Otrude Moyo: It’s a long story for me. It’s really a convoluted story. I never thought I would be a teacher. When I was growing up, my mom was a teacher. I never really imagined that I would be a teacher and when I graduated from my high school and was preparing to go to college after my A levels, I was given political science as an area to study. Note that the British system is different from us here, so you have to concentrate on an area. So I was given political science, and my mom says, “Where have you ever found a political science person getting a job? So you should go to teachers college, so go to normal school.” So I packed my things and went there for three days, and said, nope this is not what I want to do. I came out of that, but then I had to negotiate. One of her friends said, “Well, maybe she can go to social work.” And that’s how I discovered that there was social work. Then I shifted to become a social worker. It’s a long time coming, in terms of what I began to notice that I liked, I liked composition, I liked research, I liked also encouraging new students, so that is how I have stayed on. And I figured also, I was good at it.

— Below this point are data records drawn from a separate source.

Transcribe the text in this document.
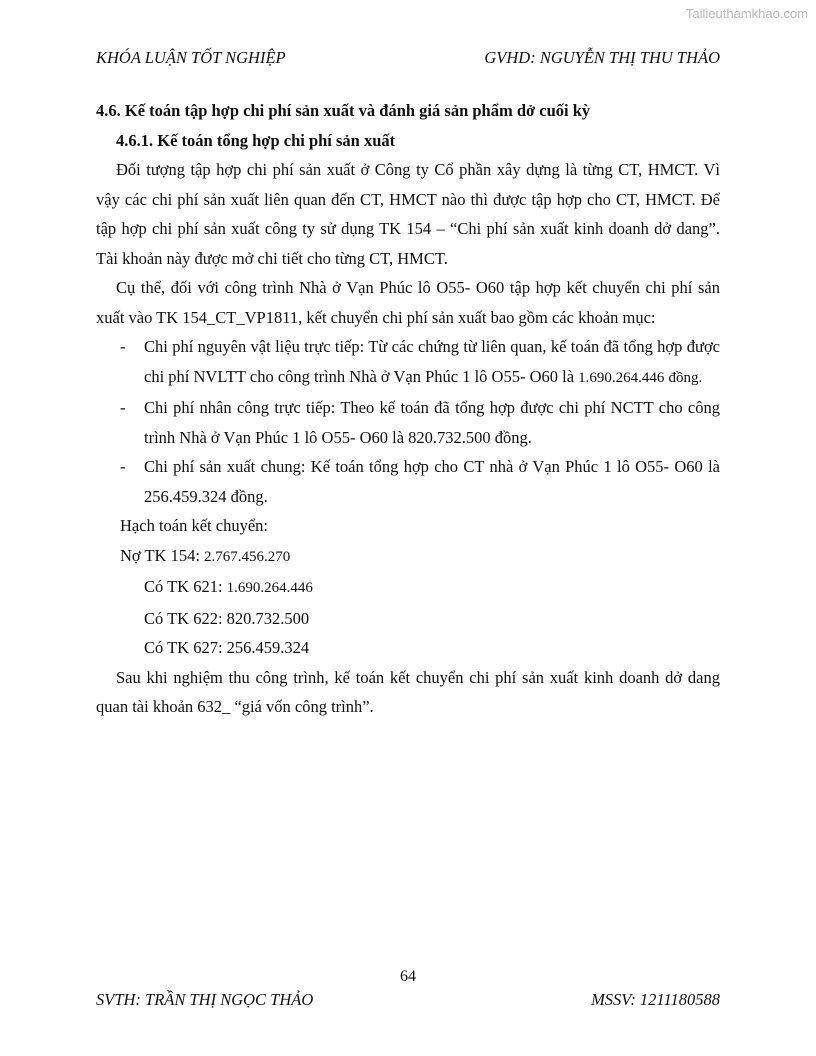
Tailieuthamkhao.com
KHÓA LUẬN TỐT NGHIỆP	GVHD: NGUYỄN THỊ THU THẢO

4.6. Kế toán tập hợp chi phí sản xuất và đánh giá sản phẩm dở cuối kỳ

4.6.1. Kế toán tổng hợp chi phí sản xuất

Đối tượng tập hợp chi phí sản xuất ở Công ty Cổ phần xây dựng là từng CT, HMCT. Vì vậy các chi phí sản xuất liên quan đến CT, HMCT nào thì được tập hợp cho CT, HMCT. Để tập hợp chi phí sản xuất công ty sử dụng TK 154 – “Chi phí sản xuất kinh doanh dở dang”. Tài khoản này được mở chi tiết cho từng CT, HMCT.

Cụ thể, đối với công trình Nhà ở Vạn Phúc lô O55- O60 tập hợp kết chuyển chi phí sản xuất vào TK 154_CT_VP1811, kết chuyển chi phí sản xuất bao gồm các khoản mục:

- Chi phí nguyên vật liệu trực tiếp: Từ các chứng từ liên quan, kế toán đã tổng hợp được chi phí NVLTT cho công trình Nhà ở Vạn Phúc 1 lô O55- O60 là 1.690.264.446 đồng.

- Chi phí nhân công trực tiếp: Theo kế toán đã tổng hợp được chi phí NCTT cho công trình Nhà ở Vạn Phúc 1 lô O55- O60 là 820.732.500 đồng.

- Chi phí sản xuất chung: Kế toán tổng hợp cho CT nhà ở Vạn Phúc 1 lô O55- O60 là 256.459.324 đồng.

Hạch toán kết chuyển:

Nợ TK 154: 2.767.456.270

Có TK 621: 1.690.264.446

Có TK 622: 820.732.500

Có TK 627: 256.459.324

Sau khi nghiệm thu công trình, kế toán kết chuyển chi phí sản xuất kinh doanh dở dang quan tài khoản 632_ “giá vốn công trình”.

64
SVTH: TRẦN THỊ NGỌC THẢO	MSSV: 1211180588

JT: What brought you to Eau Claire?
OM: I was settled in my old university, at the University of Southern Maine, and you get settled and you feel like you know everyone and you know everything, so I was just itching to have a different environment. I looked around and Eau Claire had things that I really wanted at the time in my career, like the idea of student-faculty research. It is a really good fit for me.
JT: If you weren’t teaching, what would you be doing?
OM: I would be involved in something around education and it would be education of youth, education with art, but still in education. So I’m hoping, in the long run to work with non-profits that are doing citizenship engagement and human rights.
JT: What’s your favorite part about teaching?
OM: My favorite part about teaching is the 100-level classes, the interdisciplinary teaching. I like the other classes I teach, but for instance, IDIS 100, which is an interdisciplinary course, I love. I put my energy into that. Because it’s not discipline-based, you get students from across the university, and that’s a plus. But also, I am interdisciplinary oriented, in terms of thinking about women’s studies, economics, political science and sociology. Those were my areas in my doctoral education, so it really is a good fit.
JT: What are your hobbies outside of teaching?
OM: My free time is more around research, seriously, you live like that. I do not know, maybe other people have things that they do outside, but my lifestyle is my work as well. So if I’m not grading papers, if I’m not doing class preparations, I am involved in my personal research. If I’m not doing all that, then I am with my daughter, or my mom and dad in Southern Africa.